Again, it is becoming more and more doubtful whether the peripheral terminations of nerves are ever really free. As far as efferent nerves are concerned the nervous element may entirely predominate over the muscular or glandular, as in the formation of the electric organs of the Torpedo and Malapterurus, but still the final effect is produced by the alteration of the muscle or gland-cell. On the afferent side especially free nerve-terminations are largely recognized, or, as in Barker's book, nerves are spoken of as arising in connective tissue. Thus the numerous kinds of special sense-organs, such as Pacinian bodies, tendon-organs, genital corpuscles, etc., are all referred to by Barker under the heading of "sensory nerve beginnings in mesoblastic tissues." Yet the type of these organs has been known for a long time in the shape of Grandry's corpuscles or the tactile corpuscles in the duck's bill, where it has been proved that the nerve terminates in special large tactile cells derived from the surface-epithelium.

So also with all the others, further investigation tends to put them all in the same category, all special sensory organs originating from a localized patch of surface-epithelium.

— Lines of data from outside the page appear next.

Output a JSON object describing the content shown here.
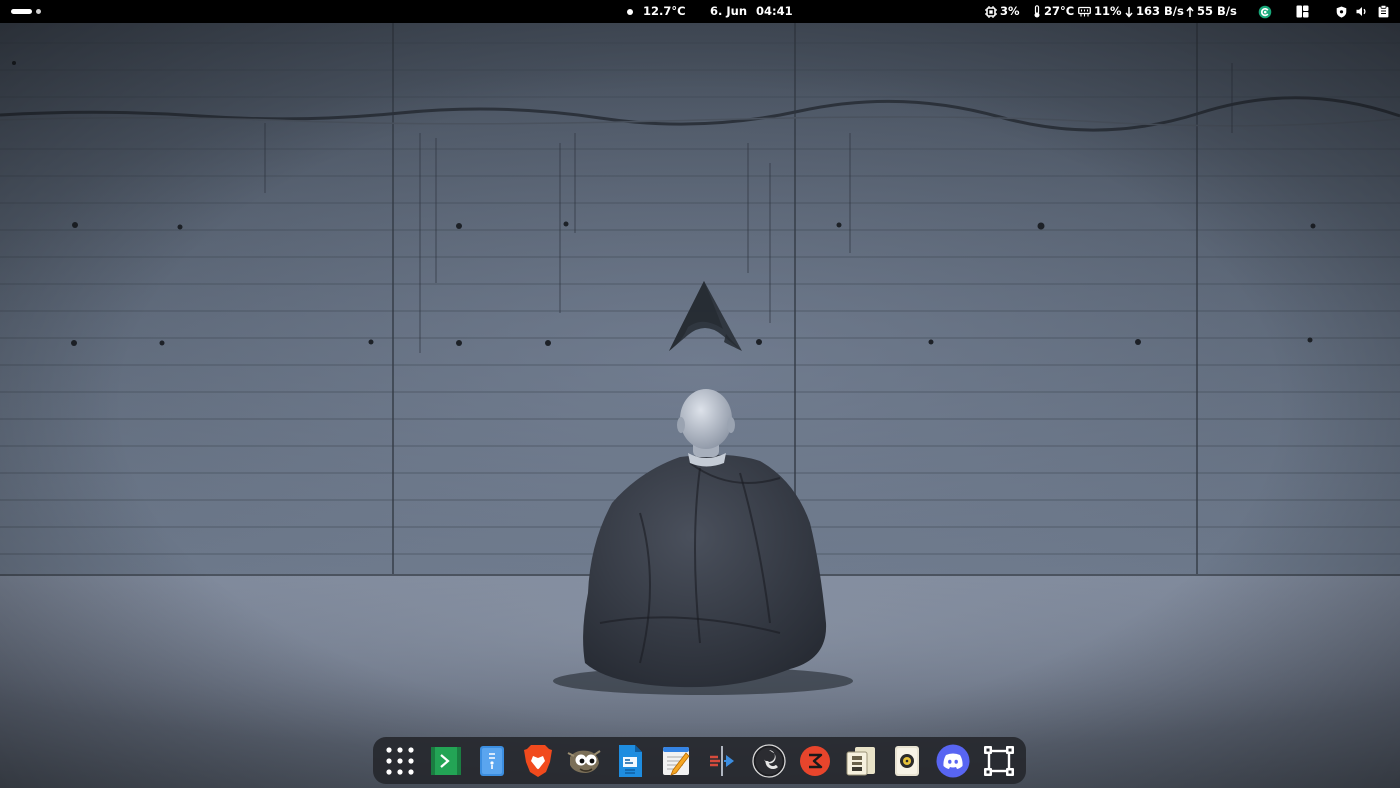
{
  "topbar": {
    "weather": "12.7°C",
    "date": "6. Jun",
    "time": "04:41",
    "cpu": "3%",
    "temperature": "27°C",
    "memory": "11%",
    "download": "163 B/s",
    "upload": "55 B/s"
  },
  "dock": {
    "apps": [
      {
        "name": "show-apps-grid",
        "icon": "app-grid-icon"
      },
      {
        "name": "terminal",
        "icon": "terminal-icon"
      },
      {
        "name": "files",
        "icon": "file-manager-icon"
      },
      {
        "name": "brave-browser",
        "icon": "brave-lion-icon"
      },
      {
        "name": "gimp",
        "icon": "gimp-icon"
      },
      {
        "name": "document-viewer",
        "icon": "document-icon"
      },
      {
        "name": "text-editor",
        "icon": "text-editor-icon"
      },
      {
        "name": "meld",
        "icon": "diff-compare-icon"
      },
      {
        "name": "obs-studio",
        "icon": "obs-icon"
      },
      {
        "name": "typora",
        "icon": "red-circle-app-icon"
      },
      {
        "name": "archive-manager",
        "icon": "archive-icon"
      },
      {
        "name": "rhythmbox",
        "icon": "music-player-icon"
      },
      {
        "name": "discord",
        "icon": "discord-icon"
      },
      {
        "name": "window-manager",
        "icon": "window-frame-icon"
      }
    ]
  },
  "colors": {
    "topbar": "#000000",
    "wall": "#5d6878",
    "floor": "#6e7888",
    "dock": "#26282e",
    "discord": "#5865f2",
    "brave": "#f14a1d",
    "terminal": "#23a455"
  }
}
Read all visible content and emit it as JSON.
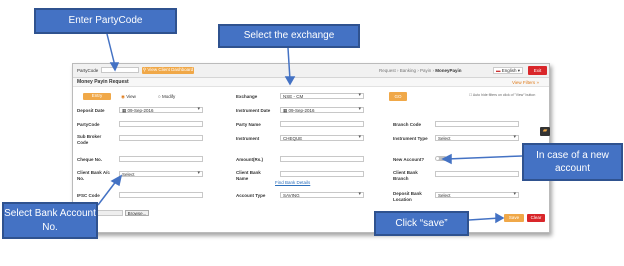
{
  "callouts": {
    "party_code": "Enter PartyCode",
    "exchange": "Select the exchange",
    "new_account": "In case of a new account",
    "bank_account": "Select Bank Account No.",
    "save": "Click “save”"
  },
  "topbar": {
    "party_code_label": "PartyCode",
    "view_dashboard": "View Client Dashboard",
    "breadcrumb": [
      "Request",
      "Banking",
      "Payin",
      "MoneyPayin"
    ],
    "language": "English",
    "exit": "Exit"
  },
  "panel": {
    "title": "Money Payin Request",
    "view_filters": "View Filters",
    "auto_hide": "Auto hide filters on click of \"View\" button"
  },
  "tabs": {
    "entry": "Entry",
    "view": "View",
    "modify": "Modify"
  },
  "go_label": "GO",
  "fields": {
    "exchange": {
      "label": "Exchange",
      "value": "NSE - CM"
    },
    "deposit_date": {
      "label": "Deposit Date",
      "value": "09-Sep-2016"
    },
    "instrument_date": {
      "label": "Instrument Date",
      "value": "09-Sep-2016"
    },
    "party_code": {
      "label": "PartyCode"
    },
    "party_name": {
      "label": "Party Name"
    },
    "branch_code": {
      "label": "Branch Code"
    },
    "sub_broker_code": {
      "label": "Sub Broker Code"
    },
    "instrument": {
      "label": "Instrument",
      "value": "CHEQUE"
    },
    "instrument_type": {
      "label": "Instrument Type",
      "value": "Select"
    },
    "cheque_no": {
      "label": "Cheque No."
    },
    "amount": {
      "label": "Amount(Rs.)"
    },
    "new_account": {
      "label": "New Account?"
    },
    "client_bank_ac": {
      "label": "Client Bank A/c No.",
      "value": "Select"
    },
    "client_bank_name": {
      "label": "Client Bank Name",
      "link": "Find Bank Details"
    },
    "client_bank_branch": {
      "label": "Client Bank Branch"
    },
    "ifsc_code": {
      "label": "IFSC Code"
    },
    "account_type": {
      "label": "Account Type",
      "value": "SAVING"
    },
    "deposit_bank": {
      "label": "Deposit Bank Location",
      "value": "Select"
    }
  },
  "browse_label": "Browse...",
  "save_label": "Save",
  "clear_label": "Clear",
  "colors": {
    "callout_fill": "#4472c4",
    "accent_orange": "#f0a848",
    "exit_red": "#d9262a"
  }
}
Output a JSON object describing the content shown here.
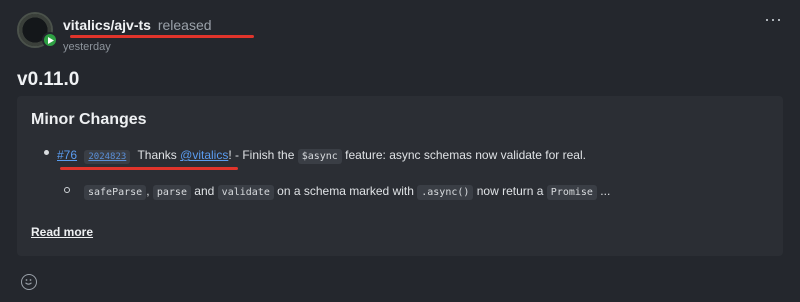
{
  "release": {
    "repo": "vitalics/ajv-ts",
    "action": "released",
    "time": "yesterday",
    "version": "v0.11.0"
  },
  "changelog": {
    "section_title": "Minor Changes",
    "item": {
      "pr": "#76",
      "commit": "2024823",
      "thanks": "Thanks",
      "author": "@vitalics",
      "exclaim": "!",
      "text1": " - Finish the ",
      "code1": "$async",
      "text2": " feature: async schemas now validate for real."
    },
    "subitem": {
      "code1": "safeParse",
      "sep1": ", ",
      "code2": "parse",
      "and": " and ",
      "code3": "validate",
      "text1": " on a schema marked with ",
      "code4": ".async()",
      "text2": " now return a ",
      "code5": "Promise",
      "ellipsis": " ..."
    }
  },
  "actions": {
    "read_more": "Read more",
    "more_icon": "⋯"
  },
  "icons": {
    "avatar_badge": "play-badge-icon",
    "more": "more-horizontal-icon",
    "reaction": "smiley-icon"
  },
  "colors": {
    "link": "#5a9cf0",
    "badge": "#2ea043",
    "annotation": "#e0342b"
  }
}
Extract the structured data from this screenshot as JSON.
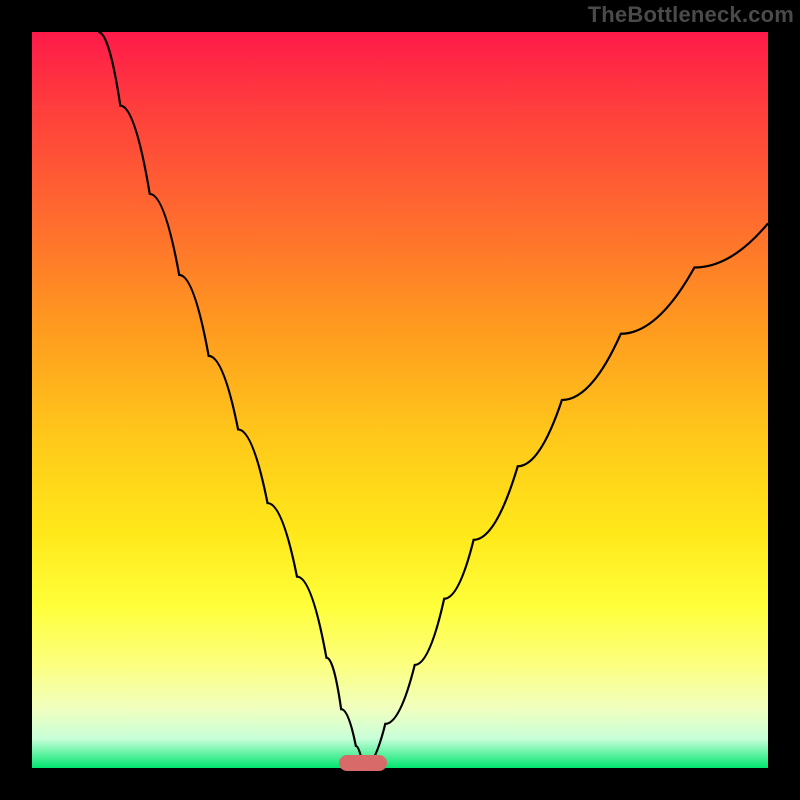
{
  "watermark": "TheBottleneck.com",
  "chart_data": {
    "type": "line",
    "title": "",
    "xlabel": "",
    "ylabel": "",
    "xlim": [
      0,
      100
    ],
    "ylim": [
      0,
      100
    ],
    "grid": false,
    "series": [
      {
        "name": "curve",
        "x": [
          9,
          12,
          16,
          20,
          24,
          28,
          32,
          36,
          40,
          42,
          44,
          45,
          48,
          52,
          56,
          60,
          66,
          72,
          80,
          90,
          100
        ],
        "y": [
          100,
          90,
          78,
          67,
          56,
          46,
          36,
          26,
          15,
          8,
          3,
          0,
          6,
          14,
          23,
          31,
          41,
          50,
          59,
          68,
          74
        ]
      }
    ],
    "marker": {
      "x": 45,
      "color": "#d86a6a"
    },
    "gradient_stops": [
      {
        "pos": 0,
        "color": "#ff1a4a"
      },
      {
        "pos": 100,
        "color": "#00e56f"
      }
    ]
  }
}
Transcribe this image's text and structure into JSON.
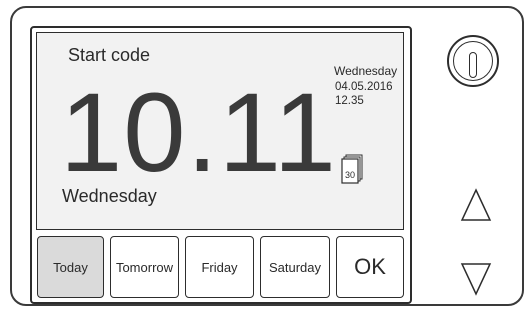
{
  "screen": {
    "label": "Start code",
    "big_time": "10.11",
    "day": "Wednesday",
    "info": {
      "day": "Wednesday",
      "date": "04.05.2016",
      "time": "12.35"
    },
    "calendar_icon_number": "30",
    "calendar_icon": "calendar-icon"
  },
  "buttons": [
    {
      "label": "Today",
      "selected": true
    },
    {
      "label": "Tomorrow",
      "selected": false
    },
    {
      "label": "Friday",
      "selected": false
    },
    {
      "label": "Saturday",
      "selected": false
    },
    {
      "label": "OK",
      "selected": false
    }
  ],
  "controls": {
    "power": "power-icon",
    "up": "triangle-up-icon",
    "down": "triangle-down-icon"
  },
  "colors": {
    "selected_button": "#dadada",
    "panel": "#f2f2f2",
    "stroke": "#2d2d2d"
  }
}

Thus Anderson has shown me in his specimens how the young Pacinian body is composed of rows of epithelial cells, into each of which a twig from the nerve passes. He has also shown me how, in the case of the tendon-organ, each nerve-fibre passes towards the attachment of the tendon and then bends back to supply the tendon-organ, thus indicating, as he suggests, how the nest of epithelial cells has wandered inwards from the surface to form the tendon-organ. Again, Meissner's corpuscles and Herbst's corpuscles are evidently referable to the same class as those of Grandry and Pacini.

Yet another instance of the same kind is to be found in the chromatophores of the frog and other animals which are under the influence of the central nervous system and yet have been supposed by various observers to be pigmented connective tissue cells. The most recent work of Leo Loeb and others has conclusively shown that such cells are invariably derived from the surface-epithelium.

Finally, in fishes we find the special sense-organs of the lateral line and other accessory sensory organs, all of which are indisputably formed from modified surface epithelial cells.

The whole of this evidence seems to me directly against Barker's classification of sensory nerve-beginnings in mesoblastic tissues; in none of these cases are we really dealing with free nervous tissue alone, the starting point is always a neuro-epithelial couple.